I don’t particularly like to go to parties. I’m an introvert and it isn’t fun. So, it’s hard for me to be around lots of people. Especially if one of the people hurts my feelings. Yeah, that’s the other thing, I’m sensitive. It’s a drag and it makes me frustrated at times. I would rather be a robot. But instead, I am the complete opposite of that. I am a highly sensitive person and my feelings are easily hurt, unfortunately. So for example, if I were at a party and someone I didn’t know said something to me that hurt my feelings, I wouldn’t say anything to them directly because I don’t know them. Most likely, because of my sensitivity, I would go into the bathroom and cry. When someone hurts my feelings, whether I know them or not, it triggers me and I can’t figure out the exact reason why I’m upset at that moment. It takes me some time to process those feelings. Going into the bathroom gets me away from the situation and helps me be in a safe place. It’s like when I used to cry in the shower and hide from my kids so they didn’t see it happening.
When I feel intense emotions I don’t want anyone to see me. Unless I am extremely close to you, I don’t feel comfortable showing that level of vulnerability to you. There have been times that I’ve cried publicly. I’ve cried at work in various scenarios or on the subway or the bus, but I prefer not to do that. I would rather be in some sort of private setting so that I can process emotions with myself by myself. There have been times that I cried on the train in New York and a random stranger asked if I was okay. That was actually kind of nice. The thing is, sometimes I can’t help it if I have to cry. It’s like having to use the bathroom when you gotta go, you gotta go.

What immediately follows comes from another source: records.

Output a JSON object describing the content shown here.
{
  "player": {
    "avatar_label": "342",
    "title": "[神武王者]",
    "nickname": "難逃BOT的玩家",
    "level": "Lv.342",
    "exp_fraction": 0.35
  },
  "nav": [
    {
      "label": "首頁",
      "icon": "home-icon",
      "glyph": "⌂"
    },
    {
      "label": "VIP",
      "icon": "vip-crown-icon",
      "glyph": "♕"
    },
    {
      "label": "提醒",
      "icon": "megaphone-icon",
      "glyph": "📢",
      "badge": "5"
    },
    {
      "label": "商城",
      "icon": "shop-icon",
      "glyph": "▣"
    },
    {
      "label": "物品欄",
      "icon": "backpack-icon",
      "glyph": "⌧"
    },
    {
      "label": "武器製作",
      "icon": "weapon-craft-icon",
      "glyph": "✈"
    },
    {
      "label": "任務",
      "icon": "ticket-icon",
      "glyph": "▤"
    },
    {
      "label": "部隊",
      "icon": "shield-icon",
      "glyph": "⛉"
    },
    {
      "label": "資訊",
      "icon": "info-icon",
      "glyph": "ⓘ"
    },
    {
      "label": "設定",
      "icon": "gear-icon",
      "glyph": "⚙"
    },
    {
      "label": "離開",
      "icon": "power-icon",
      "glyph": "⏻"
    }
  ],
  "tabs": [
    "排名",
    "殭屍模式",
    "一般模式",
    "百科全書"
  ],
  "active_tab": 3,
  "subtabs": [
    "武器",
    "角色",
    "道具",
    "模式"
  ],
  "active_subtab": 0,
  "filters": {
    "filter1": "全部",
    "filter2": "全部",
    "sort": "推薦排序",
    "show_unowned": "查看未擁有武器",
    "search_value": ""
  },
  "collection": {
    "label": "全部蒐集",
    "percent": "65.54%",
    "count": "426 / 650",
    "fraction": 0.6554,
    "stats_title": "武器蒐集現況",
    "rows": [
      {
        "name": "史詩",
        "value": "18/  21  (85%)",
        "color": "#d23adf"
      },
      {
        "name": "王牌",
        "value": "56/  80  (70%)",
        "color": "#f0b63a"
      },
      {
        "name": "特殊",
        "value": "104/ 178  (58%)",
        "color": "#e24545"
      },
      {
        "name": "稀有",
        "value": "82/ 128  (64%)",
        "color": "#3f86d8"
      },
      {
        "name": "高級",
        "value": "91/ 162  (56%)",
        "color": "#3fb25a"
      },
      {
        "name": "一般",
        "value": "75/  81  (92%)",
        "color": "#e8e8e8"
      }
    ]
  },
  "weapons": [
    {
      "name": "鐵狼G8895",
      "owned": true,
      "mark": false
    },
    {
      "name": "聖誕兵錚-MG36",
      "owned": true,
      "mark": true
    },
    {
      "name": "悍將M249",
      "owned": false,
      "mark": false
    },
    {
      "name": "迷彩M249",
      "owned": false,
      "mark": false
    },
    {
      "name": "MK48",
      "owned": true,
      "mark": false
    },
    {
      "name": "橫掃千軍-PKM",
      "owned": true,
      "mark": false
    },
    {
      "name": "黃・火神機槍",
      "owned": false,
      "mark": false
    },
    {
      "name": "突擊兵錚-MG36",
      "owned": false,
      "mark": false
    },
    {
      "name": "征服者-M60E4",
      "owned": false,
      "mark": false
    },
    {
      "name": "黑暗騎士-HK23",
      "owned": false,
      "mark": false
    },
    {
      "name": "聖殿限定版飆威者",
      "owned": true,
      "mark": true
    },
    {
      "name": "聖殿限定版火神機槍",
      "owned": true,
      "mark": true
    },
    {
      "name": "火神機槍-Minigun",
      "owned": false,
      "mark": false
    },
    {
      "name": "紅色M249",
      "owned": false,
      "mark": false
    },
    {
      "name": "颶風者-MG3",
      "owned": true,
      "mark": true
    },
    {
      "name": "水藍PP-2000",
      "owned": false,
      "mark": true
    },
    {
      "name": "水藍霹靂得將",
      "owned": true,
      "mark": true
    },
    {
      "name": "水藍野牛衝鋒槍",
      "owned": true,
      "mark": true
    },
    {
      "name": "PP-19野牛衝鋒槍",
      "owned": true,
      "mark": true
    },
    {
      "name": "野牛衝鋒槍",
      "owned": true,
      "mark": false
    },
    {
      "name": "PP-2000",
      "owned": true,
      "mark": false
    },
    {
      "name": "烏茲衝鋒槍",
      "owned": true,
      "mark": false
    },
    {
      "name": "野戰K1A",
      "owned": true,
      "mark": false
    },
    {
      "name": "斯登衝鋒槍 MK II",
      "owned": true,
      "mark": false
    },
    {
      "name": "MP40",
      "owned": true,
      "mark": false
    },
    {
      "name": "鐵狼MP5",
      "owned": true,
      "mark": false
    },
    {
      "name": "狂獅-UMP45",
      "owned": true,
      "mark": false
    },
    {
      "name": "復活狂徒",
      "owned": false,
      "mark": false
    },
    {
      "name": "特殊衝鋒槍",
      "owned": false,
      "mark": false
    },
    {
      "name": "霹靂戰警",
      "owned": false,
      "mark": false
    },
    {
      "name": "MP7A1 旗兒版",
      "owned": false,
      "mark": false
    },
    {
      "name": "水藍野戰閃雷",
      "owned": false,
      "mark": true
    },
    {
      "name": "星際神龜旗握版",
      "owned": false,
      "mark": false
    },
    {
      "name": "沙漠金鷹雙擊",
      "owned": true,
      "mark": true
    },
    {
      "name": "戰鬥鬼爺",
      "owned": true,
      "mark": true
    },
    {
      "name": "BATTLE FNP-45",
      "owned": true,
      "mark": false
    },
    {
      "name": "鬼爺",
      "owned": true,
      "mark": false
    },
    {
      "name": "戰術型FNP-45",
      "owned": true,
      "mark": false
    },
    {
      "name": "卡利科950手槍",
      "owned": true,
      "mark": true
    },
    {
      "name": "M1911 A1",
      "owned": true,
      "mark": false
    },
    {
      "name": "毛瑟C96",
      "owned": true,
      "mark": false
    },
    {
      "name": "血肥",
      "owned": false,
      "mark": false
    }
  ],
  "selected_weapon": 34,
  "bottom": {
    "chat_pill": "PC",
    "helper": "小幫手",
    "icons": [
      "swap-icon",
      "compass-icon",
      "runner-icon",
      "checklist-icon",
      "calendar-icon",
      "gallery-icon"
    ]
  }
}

When I have to cry, I have to cry. It’s a matter of where I cry. Having a good cathartic cry is something that can’t be replicated. It’s a distinct feeling and it helps me get my emotions out of my body. When I cry it’s a full body experience. The emotion begins in my chest and then comes out of my eyes. I don’t try to stop myself from crying, although when I was a child I did. I would feel the lump in my throat and try to push it back down because I was embarrassed that I might cry. I cried a lot as a kid. I have always been sensitive and when I was in school, I felt misunderstood. Another kid would make a snide remark about the way I ate my lunch and I would feel that lump in my throat rise. But I didn’t succumb to it, I held my tears inside.
I don’t do that anymore. If I’m at a party, I don’t know you and you hurt me, I am going to excuse myself, go to a private place like the bathroom or a coat closet and cry. It’s my right to feel my feelings.